Les interventions militaires en Libye et en Côte d’Ivoire sont partout présentées comme la consécration de la « responsabilité de protéger », c’est-à-dire l’idée que la communauté internationale doit intervenir pour prévenir ou faire cesser les violations graves et massives des droits de l’homme. Le concept est tiré d’un rapport déposé par une Commission internationale en 2001 et l’on dit qu’il existe « juridiquement » depuis son adoption par l’Assemblée générale des Nations Unies en 2005. Qu’en est-il réellement ?
Les interventions militaires en Libye et en Côte d’Ivoire sont partout présentées comme la consécration de la « responsabilité de protéger », c’est-à-dire l’idée que la communauté internationale doit intervenir pour prévenir ou faire cesser les violations graves et massives des droits de l’homme. Le concept est tiré d’un rapport déposé par une Commission internationale en 2001 et l’on dit qu’il existe « juridiquement » depuis son adoption par l’Assemblée générale des Nations Unies en 2005. Qu’en est-il réellement ?
Les Américains avaient déjà tenté de l’utiliser pour justifier leur intervention illégale en Irak en 2003, et Bernard Kouchner pour défendre, en vain, une opération militaire en Birmanie en 2008. Ce printemps, l’actualité lui donne un nouvel écho.
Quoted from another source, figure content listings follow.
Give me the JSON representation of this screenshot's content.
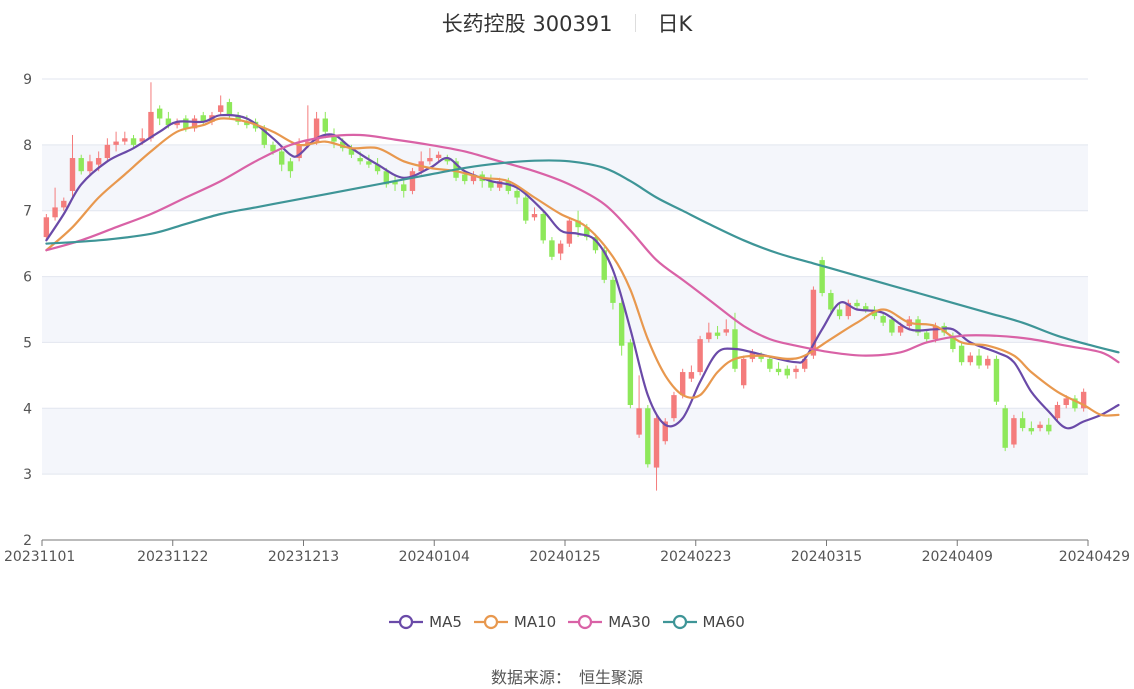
{
  "chart_data": {
    "type": "candlestick",
    "title": "长药控股 300391",
    "subtitle": "日K",
    "ylim": [
      2,
      9
    ],
    "yticks": [
      "2",
      "3",
      "4",
      "5",
      "6",
      "7",
      "8",
      "9"
    ],
    "xticks": [
      "20231101",
      "20231122",
      "20231213",
      "20240104",
      "20240125",
      "20240223",
      "20240315",
      "20240409",
      "20240429"
    ],
    "grid": true,
    "up_color": "#f47c7c",
    "down_color": "#8ee85a",
    "candles": [
      [
        6.6,
        6.9,
        6.55,
        6.95
      ],
      [
        6.9,
        7.05,
        6.85,
        7.35
      ],
      [
        7.05,
        7.15,
        7.0,
        7.2
      ],
      [
        7.3,
        7.8,
        7.2,
        8.15
      ],
      [
        7.8,
        7.6,
        7.55,
        7.85
      ],
      [
        7.6,
        7.75,
        7.55,
        7.85
      ],
      [
        7.7,
        7.8,
        7.6,
        7.9
      ],
      [
        7.8,
        8.0,
        7.75,
        8.1
      ],
      [
        8.0,
        8.05,
        7.9,
        8.2
      ],
      [
        8.05,
        8.1,
        8.0,
        8.2
      ],
      [
        8.1,
        8.0,
        7.95,
        8.15
      ],
      [
        8.05,
        8.1,
        8.0,
        8.25
      ],
      [
        8.1,
        8.5,
        8.05,
        8.95
      ],
      [
        8.55,
        8.4,
        8.3,
        8.6
      ],
      [
        8.4,
        8.3,
        8.25,
        8.5
      ],
      [
        8.3,
        8.35,
        8.25,
        8.4
      ],
      [
        8.4,
        8.25,
        8.2,
        8.45
      ],
      [
        8.25,
        8.4,
        8.2,
        8.45
      ],
      [
        8.45,
        8.35,
        8.3,
        8.5
      ],
      [
        8.35,
        8.45,
        8.3,
        8.5
      ],
      [
        8.5,
        8.6,
        8.45,
        8.75
      ],
      [
        8.65,
        8.45,
        8.4,
        8.7
      ],
      [
        8.45,
        8.35,
        8.3,
        8.5
      ],
      [
        8.35,
        8.3,
        8.25,
        8.45
      ],
      [
        8.35,
        8.25,
        8.2,
        8.4
      ],
      [
        8.25,
        8.0,
        7.95,
        8.3
      ],
      [
        8.0,
        7.9,
        7.85,
        8.05
      ],
      [
        7.9,
        7.7,
        7.6,
        7.95
      ],
      [
        7.75,
        7.6,
        7.5,
        7.8
      ],
      [
        7.8,
        8.0,
        7.75,
        8.1
      ],
      [
        8.0,
        8.05,
        7.95,
        8.6
      ],
      [
        8.05,
        8.4,
        8.0,
        8.5
      ],
      [
        8.4,
        8.2,
        8.1,
        8.5
      ],
      [
        8.15,
        8.05,
        7.95,
        8.25
      ],
      [
        8.05,
        7.95,
        7.9,
        8.1
      ],
      [
        7.95,
        7.85,
        7.8,
        8.0
      ],
      [
        7.8,
        7.75,
        7.7,
        7.9
      ],
      [
        7.75,
        7.7,
        7.65,
        7.85
      ],
      [
        7.7,
        7.6,
        7.55,
        7.8
      ],
      [
        7.6,
        7.4,
        7.35,
        7.65
      ],
      [
        7.45,
        7.4,
        7.3,
        7.55
      ],
      [
        7.4,
        7.3,
        7.2,
        7.5
      ],
      [
        7.3,
        7.6,
        7.25,
        7.65
      ],
      [
        7.6,
        7.75,
        7.55,
        7.9
      ],
      [
        7.75,
        7.8,
        7.7,
        7.95
      ],
      [
        7.8,
        7.85,
        7.75,
        7.9
      ],
      [
        7.8,
        7.75,
        7.7,
        7.85
      ],
      [
        7.75,
        7.5,
        7.45,
        7.8
      ],
      [
        7.55,
        7.45,
        7.4,
        7.6
      ],
      [
        7.45,
        7.55,
        7.4,
        7.6
      ],
      [
        7.55,
        7.45,
        7.35,
        7.6
      ],
      [
        7.45,
        7.35,
        7.3,
        7.55
      ],
      [
        7.35,
        7.45,
        7.3,
        7.5
      ],
      [
        7.45,
        7.3,
        7.25,
        7.5
      ],
      [
        7.3,
        7.2,
        7.1,
        7.35
      ],
      [
        7.2,
        6.85,
        6.8,
        7.25
      ],
      [
        6.9,
        6.95,
        6.85,
        7.05
      ],
      [
        6.95,
        6.55,
        6.5,
        7.0
      ],
      [
        6.55,
        6.3,
        6.25,
        6.6
      ],
      [
        6.35,
        6.5,
        6.25,
        6.55
      ],
      [
        6.5,
        6.85,
        6.45,
        6.9
      ],
      [
        6.85,
        6.75,
        6.6,
        7.0
      ],
      [
        6.75,
        6.6,
        6.55,
        6.8
      ],
      [
        6.6,
        6.4,
        6.35,
        6.65
      ],
      [
        6.4,
        5.95,
        5.9,
        6.45
      ],
      [
        5.95,
        5.6,
        5.5,
        6.0
      ],
      [
        5.6,
        4.95,
        4.8,
        5.65
      ],
      [
        5.0,
        4.05,
        4.0,
        5.05
      ],
      [
        3.6,
        4.0,
        3.55,
        4.5
      ],
      [
        4.0,
        3.15,
        3.1,
        4.05
      ],
      [
        3.1,
        3.85,
        2.75,
        3.9
      ],
      [
        3.5,
        3.8,
        3.45,
        3.85
      ],
      [
        3.85,
        4.2,
        3.8,
        4.25
      ],
      [
        4.2,
        4.55,
        4.15,
        4.6
      ],
      [
        4.45,
        4.55,
        4.4,
        4.65
      ],
      [
        4.55,
        5.05,
        4.5,
        5.1
      ],
      [
        5.05,
        5.15,
        5.0,
        5.3
      ],
      [
        5.15,
        5.1,
        5.05,
        5.25
      ],
      [
        5.15,
        5.2,
        5.1,
        5.35
      ],
      [
        5.2,
        4.6,
        4.55,
        5.45
      ],
      [
        4.35,
        4.75,
        4.3,
        4.8
      ],
      [
        4.75,
        4.85,
        4.7,
        4.9
      ],
      [
        4.8,
        4.75,
        4.7,
        4.85
      ],
      [
        4.75,
        4.6,
        4.55,
        4.8
      ],
      [
        4.6,
        4.55,
        4.5,
        4.7
      ],
      [
        4.6,
        4.5,
        4.45,
        4.65
      ],
      [
        4.55,
        4.6,
        4.45,
        4.65
      ],
      [
        4.6,
        4.75,
        4.55,
        4.8
      ],
      [
        4.8,
        5.8,
        4.75,
        5.85
      ],
      [
        6.25,
        5.75,
        5.7,
        6.3
      ],
      [
        5.75,
        5.5,
        5.45,
        5.8
      ],
      [
        5.5,
        5.4,
        5.35,
        5.6
      ],
      [
        5.4,
        5.6,
        5.35,
        5.65
      ],
      [
        5.6,
        5.55,
        5.5,
        5.65
      ],
      [
        5.55,
        5.5,
        5.45,
        5.6
      ],
      [
        5.5,
        5.4,
        5.35,
        5.55
      ],
      [
        5.4,
        5.3,
        5.25,
        5.45
      ],
      [
        5.35,
        5.15,
        5.1,
        5.4
      ],
      [
        5.15,
        5.25,
        5.1,
        5.3
      ],
      [
        5.25,
        5.35,
        5.2,
        5.4
      ],
      [
        5.35,
        5.15,
        5.1,
        5.4
      ],
      [
        5.15,
        5.05,
        5.0,
        5.2
      ],
      [
        5.05,
        5.25,
        5.0,
        5.3
      ],
      [
        5.25,
        5.15,
        5.1,
        5.3
      ],
      [
        5.1,
        4.9,
        4.85,
        5.15
      ],
      [
        4.95,
        4.7,
        4.65,
        5.0
      ],
      [
        4.7,
        4.8,
        4.65,
        4.85
      ],
      [
        4.8,
        4.65,
        4.6,
        4.9
      ],
      [
        4.65,
        4.75,
        4.6,
        4.8
      ],
      [
        4.75,
        4.1,
        4.05,
        4.8
      ],
      [
        4.0,
        3.4,
        3.35,
        4.05
      ],
      [
        3.45,
        3.85,
        3.4,
        3.9
      ],
      [
        3.85,
        3.7,
        3.65,
        3.95
      ],
      [
        3.7,
        3.65,
        3.6,
        3.8
      ],
      [
        3.7,
        3.75,
        3.65,
        3.8
      ],
      [
        3.75,
        3.65,
        3.6,
        3.85
      ],
      [
        3.85,
        4.05,
        3.8,
        4.1
      ],
      [
        4.05,
        4.15,
        4.0,
        4.2
      ],
      [
        4.15,
        4.0,
        3.95,
        4.2
      ],
      [
        4.0,
        4.25,
        3.95,
        4.3
      ]
    ],
    "series": [
      {
        "name": "MA5",
        "color": "#6a4aa8",
        "anchors": [
          [
            0,
            6.55
          ],
          [
            2,
            6.95
          ],
          [
            4,
            7.4
          ],
          [
            7,
            7.75
          ],
          [
            10,
            7.95
          ],
          [
            13,
            8.2
          ],
          [
            15,
            8.35
          ],
          [
            18,
            8.35
          ],
          [
            20,
            8.45
          ],
          [
            23,
            8.4
          ],
          [
            26,
            8.1
          ],
          [
            28,
            7.85
          ],
          [
            29,
            7.85
          ],
          [
            31,
            8.1
          ],
          [
            33,
            8.15
          ],
          [
            35,
            7.95
          ],
          [
            38,
            7.7
          ],
          [
            41,
            7.5
          ],
          [
            44,
            7.65
          ],
          [
            46,
            7.8
          ],
          [
            48,
            7.6
          ],
          [
            51,
            7.45
          ],
          [
            54,
            7.35
          ],
          [
            57,
            7.0
          ],
          [
            59,
            6.7
          ],
          [
            61,
            6.65
          ],
          [
            63,
            6.55
          ],
          [
            65,
            6.1
          ],
          [
            67,
            5.2
          ],
          [
            69,
            4.2
          ],
          [
            71,
            3.75
          ],
          [
            73,
            3.85
          ],
          [
            75,
            4.4
          ],
          [
            77,
            4.85
          ],
          [
            79,
            4.9
          ],
          [
            81,
            4.85
          ],
          [
            84,
            4.75
          ],
          [
            86,
            4.7
          ],
          [
            87,
            4.75
          ],
          [
            89,
            5.2
          ],
          [
            91,
            5.6
          ],
          [
            93,
            5.5
          ],
          [
            96,
            5.45
          ],
          [
            99,
            5.2
          ],
          [
            102,
            5.2
          ],
          [
            104,
            5.2
          ],
          [
            106,
            5.0
          ],
          [
            109,
            4.85
          ],
          [
            111,
            4.7
          ],
          [
            113,
            4.25
          ],
          [
            115,
            3.95
          ],
          [
            117,
            3.7
          ],
          [
            119,
            3.8
          ],
          [
            121,
            3.9
          ],
          [
            123,
            4.05
          ]
        ]
      },
      {
        "name": "MA10",
        "color": "#e8984e",
        "anchors": [
          [
            0,
            6.4
          ],
          [
            3,
            6.75
          ],
          [
            6,
            7.2
          ],
          [
            9,
            7.55
          ],
          [
            12,
            7.9
          ],
          [
            15,
            8.2
          ],
          [
            18,
            8.3
          ],
          [
            20,
            8.4
          ],
          [
            23,
            8.35
          ],
          [
            26,
            8.2
          ],
          [
            29,
            8.0
          ],
          [
            32,
            8.05
          ],
          [
            35,
            7.95
          ],
          [
            38,
            7.95
          ],
          [
            41,
            7.75
          ],
          [
            44,
            7.65
          ],
          [
            47,
            7.6
          ],
          [
            50,
            7.5
          ],
          [
            53,
            7.45
          ],
          [
            56,
            7.2
          ],
          [
            59,
            6.95
          ],
          [
            62,
            6.75
          ],
          [
            65,
            6.3
          ],
          [
            67,
            5.8
          ],
          [
            69,
            5.05
          ],
          [
            71,
            4.5
          ],
          [
            73,
            4.2
          ],
          [
            75,
            4.2
          ],
          [
            77,
            4.55
          ],
          [
            79,
            4.75
          ],
          [
            82,
            4.8
          ],
          [
            85,
            4.75
          ],
          [
            87,
            4.8
          ],
          [
            90,
            5.05
          ],
          [
            93,
            5.3
          ],
          [
            96,
            5.5
          ],
          [
            99,
            5.3
          ],
          [
            102,
            5.25
          ],
          [
            105,
            5.0
          ],
          [
            108,
            4.95
          ],
          [
            111,
            4.8
          ],
          [
            113,
            4.55
          ],
          [
            116,
            4.25
          ],
          [
            119,
            4.05
          ],
          [
            121,
            3.9
          ],
          [
            123,
            3.9
          ]
        ]
      },
      {
        "name": "MA30",
        "color": "#d962a6",
        "anchors": [
          [
            0,
            6.4
          ],
          [
            4,
            6.55
          ],
          [
            8,
            6.75
          ],
          [
            12,
            6.95
          ],
          [
            16,
            7.2
          ],
          [
            20,
            7.45
          ],
          [
            24,
            7.75
          ],
          [
            28,
            8.0
          ],
          [
            32,
            8.12
          ],
          [
            36,
            8.15
          ],
          [
            40,
            8.08
          ],
          [
            44,
            8.0
          ],
          [
            48,
            7.9
          ],
          [
            52,
            7.75
          ],
          [
            56,
            7.6
          ],
          [
            60,
            7.4
          ],
          [
            64,
            7.1
          ],
          [
            67,
            6.7
          ],
          [
            70,
            6.25
          ],
          [
            73,
            5.95
          ],
          [
            76,
            5.65
          ],
          [
            80,
            5.25
          ],
          [
            83,
            5.05
          ],
          [
            86,
            4.95
          ],
          [
            90,
            4.85
          ],
          [
            94,
            4.8
          ],
          [
            98,
            4.85
          ],
          [
            101,
            5.0
          ],
          [
            105,
            5.1
          ],
          [
            109,
            5.1
          ],
          [
            113,
            5.05
          ],
          [
            117,
            4.95
          ],
          [
            121,
            4.85
          ],
          [
            123,
            4.7
          ]
        ]
      },
      {
        "name": "MA60",
        "color": "#3e9597",
        "anchors": [
          [
            0,
            6.5
          ],
          [
            6,
            6.55
          ],
          [
            12,
            6.65
          ],
          [
            16,
            6.8
          ],
          [
            20,
            6.95
          ],
          [
            24,
            7.05
          ],
          [
            28,
            7.15
          ],
          [
            32,
            7.25
          ],
          [
            36,
            7.35
          ],
          [
            40,
            7.45
          ],
          [
            44,
            7.55
          ],
          [
            48,
            7.65
          ],
          [
            52,
            7.72
          ],
          [
            56,
            7.76
          ],
          [
            60,
            7.75
          ],
          [
            64,
            7.65
          ],
          [
            67,
            7.45
          ],
          [
            70,
            7.2
          ],
          [
            73,
            7.0
          ],
          [
            76,
            6.8
          ],
          [
            80,
            6.55
          ],
          [
            84,
            6.35
          ],
          [
            88,
            6.2
          ],
          [
            92,
            6.05
          ],
          [
            96,
            5.9
          ],
          [
            100,
            5.75
          ],
          [
            104,
            5.6
          ],
          [
            108,
            5.45
          ],
          [
            112,
            5.3
          ],
          [
            116,
            5.1
          ],
          [
            120,
            4.95
          ],
          [
            123,
            4.85
          ]
        ]
      }
    ]
  },
  "source_label": "数据来源：",
  "source_name": "恒生聚源"
}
Mais de quelle responsabilité parle-t-on ?
En principe, une responsabilité est une obligation. Elle n’implique pas de pouvoir intervenir quand ça nous arrange, mais de devoir le faire. Or, le rapport de 2001 se garde bien de parler de devoir – sans doute parce que le mot est historiquement connoté, il rappellerait trop le « fardeau de l’homme blanc », ces missions civilisatrices de la colonisation – et il ne défend qu’un droit d’intervenir à certaines conditions, ce qui est très différent.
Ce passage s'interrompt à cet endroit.